Die unterhaltsrechtlichen Leitlinien des Oberlandesgerichts (OLG) Oldenburg sind in diesem Bereich oberflächlich, andere Leitlinien werden konkreter und erwähnen den Gesichtspunkt der gerechten Lastenverteilung sowie den Aspekt der überobligatorischen Belastung durch die Notwendigkeit der Vereinbarung von Berufstätigkeit und Kindesbetreuung, so zum Beispiel das Oberlandesgericht Schleswig.

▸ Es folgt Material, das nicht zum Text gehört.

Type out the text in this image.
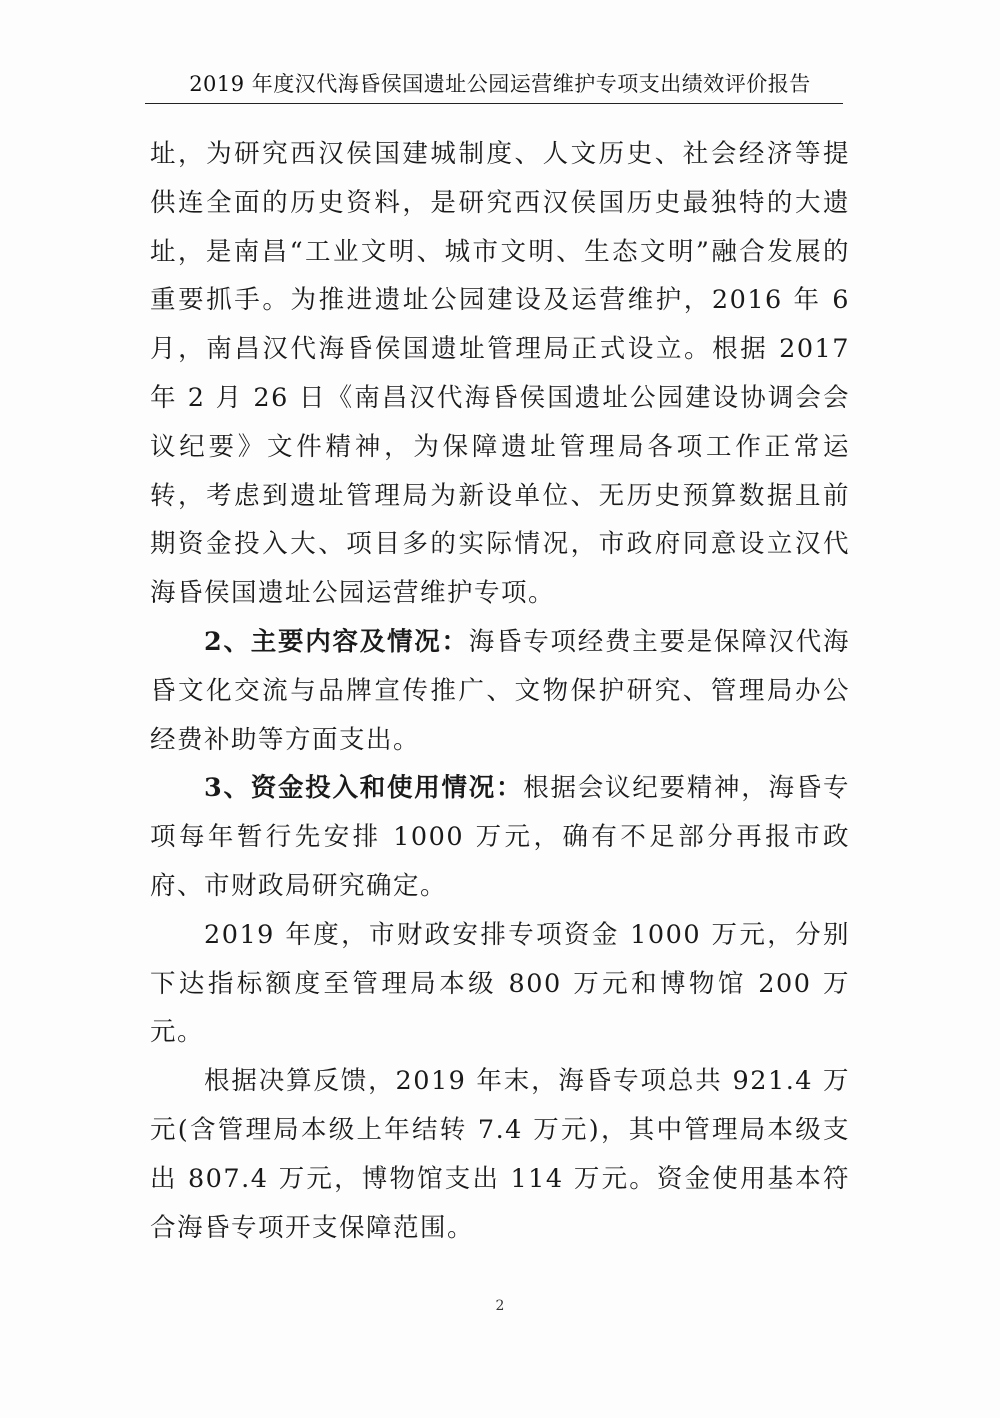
2019 年度汉代海昏侯国遗址公园运营维护专项支出绩效评价报告

址，为研究西汉侯国建城制度、人文历史、社会经济等提供连全面的历史资料，是研究西汉侯国历史最独特的大遗址，是南昌“工业文明、城市文明、生态文明”融合发展的重要抓手。为推进遗址公园建设及运营维护，2016 年 6 月，南昌汉代海昏侯国遗址管理局正式设立。根据 2017 年 2 月 26 日《南昌汉代海昏侯国遗址公园建设协调会会议纪要》文件精神，为保障遗址管理局各项工作正常运转，考虑到遗址管理局为新设单位、无历史预算数据且前期资金投入大、项目多的实际情况，市政府同意设立汉代海昏侯国遗址公园运营维护专项。

2、主要内容及情况：海昏专项经费主要是保障汉代海昏文化交流与品牌宣传推广、文物保护研究、管理局办公经费补助等方面支出。

3、资金投入和使用情况：根据会议纪要精神，海昏专项每年暂行先安排 1000 万元，确有不足部分再报市政府、市财政局研究确定。

2019 年度，市财政安排专项资金 1000 万元，分别下达指标额度至管理局本级 800 万元和博物馆 200 万元。

根据决算反馈，2019 年末，海昏专项总共 921.4 万元(含管理局本级上年结转 7.4 万元)，其中管理局本级支出 807.4 万元，博物馆支出 114 万元。资金使用基本符合海昏专项开支保障范围。

2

Beispielhaft folgende Entscheidungen: das OLG Saarbrücken (Aktenzeichen 6 UF 24/13) hat die Mutter eines vierjährigen Kindes verpflichtet, einer ¾-Tätigkeit, also einer 30 Stundenwoche neben der Betreuung des Kindes nachzugehen. Der Kindergarten bietet eine durchgehende Betreuung von 7:00 Uhr bis 17:00 Uhr.

Das OLG Hamm (Aktenzeichen 3 UF 244/13) hat eine Friseurin auf dem Lande neben der Betreuung ihrer siebenjährigen Tochter verpflichtet, 30 Stunden in der Woche zu arbeiten. Die Ganztagsbetreuung in der Schule ermögliche grundsätzlich eine vollschichtige Tätigkeit, da die Kindesmutter jedoch mit dem Kind im ländlichen Raum in einem kleinen Ort wohne, müssten erhebliche Fahrstrecken und Fahrtzeiten zu Grunde gelegt werden, so das neben der wöchentlichen Arbeitszeit von 30 Stunden ein Betreuungsaufwand für die Tochter von 10 Stunden erforderlich sei, so das ein Ergebnis von deutlich mehr als 40 Wochenstunden erreicht werde.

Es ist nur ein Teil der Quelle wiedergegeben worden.